Topical minoxidil was FDA approved in 1987 and we now have 30 years of experience with the drug. 

I'm increasingly asked about oral minoxidil. Does it work? Is it safe? What dose? 

Oral minoxidil is not FDA approved for treating hair loss. It was used in the 1980s for treating high blood pressure. When used at doses typical for treating blood pressure problems (5 mg twice daily), it can be associated with side effects - some quite serious. These include dizziness, low blood pressure, weight gain from fluid retention, high heart rate, heart rhythm problems. And of course hair growth can occur all over the body.

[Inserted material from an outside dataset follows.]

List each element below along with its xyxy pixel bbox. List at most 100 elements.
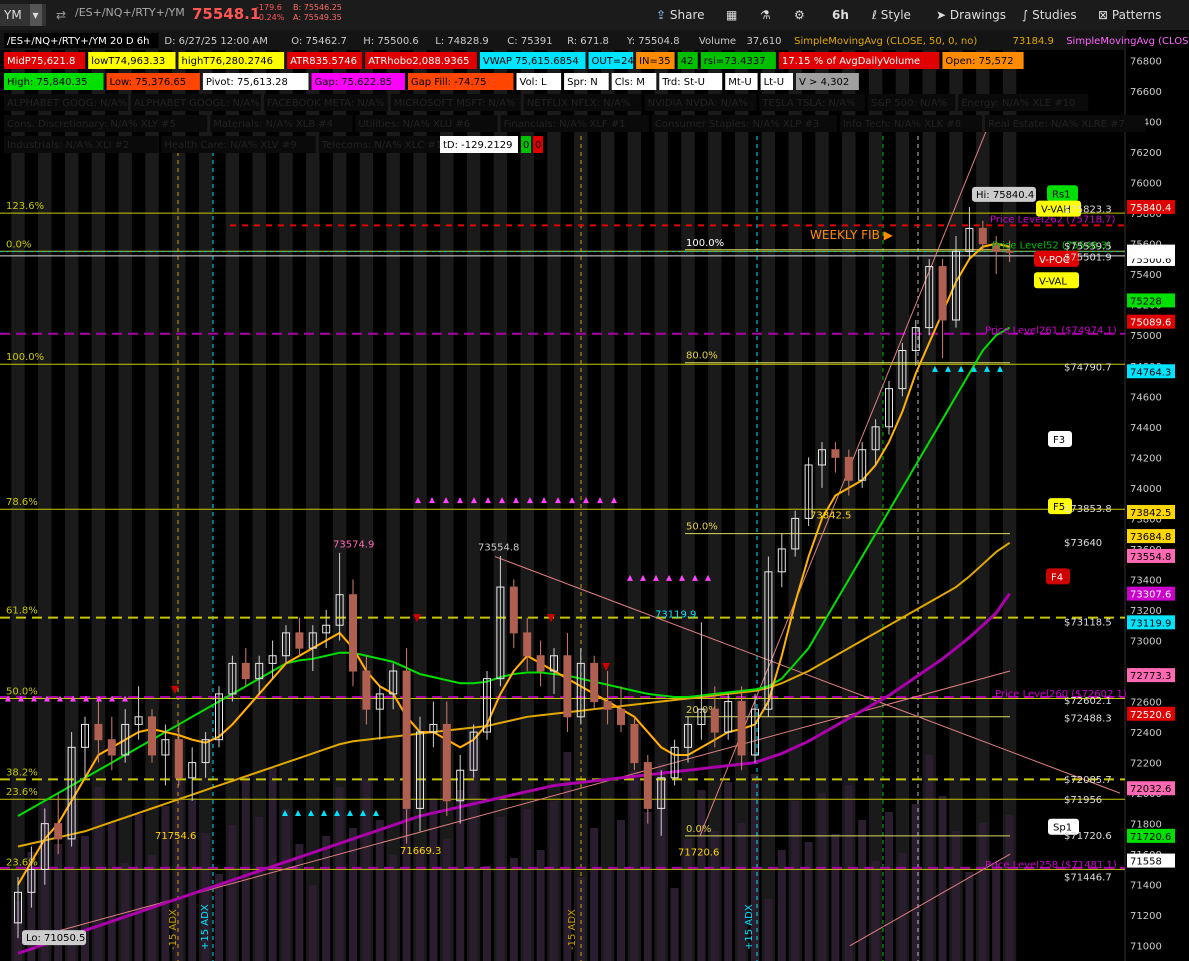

Lower doses of oral minoxidil may be safer and may still provide benefit. Doses ranging from 0.25 mg daily to up to 1 mg daily are generally well tolerated without a significantly increased risk of side effects. One does need to be closely monitored for blood pressure, weight changes, heart rate and excess hair growth on the body. For women, low dose minoxidil can be combined with spironolactone. In men low dose minoxidil can be combined with lower doses of finasteride.

 

Conclusion

Oral minoxidil is increasingly popular as men and women look for safer options for treating hair loss. Side effects of oral minoxidil must be respected and use of the medication must only be done in conjunction with a physician experienced in the use of oral minoxidil. Close monitoring is essential.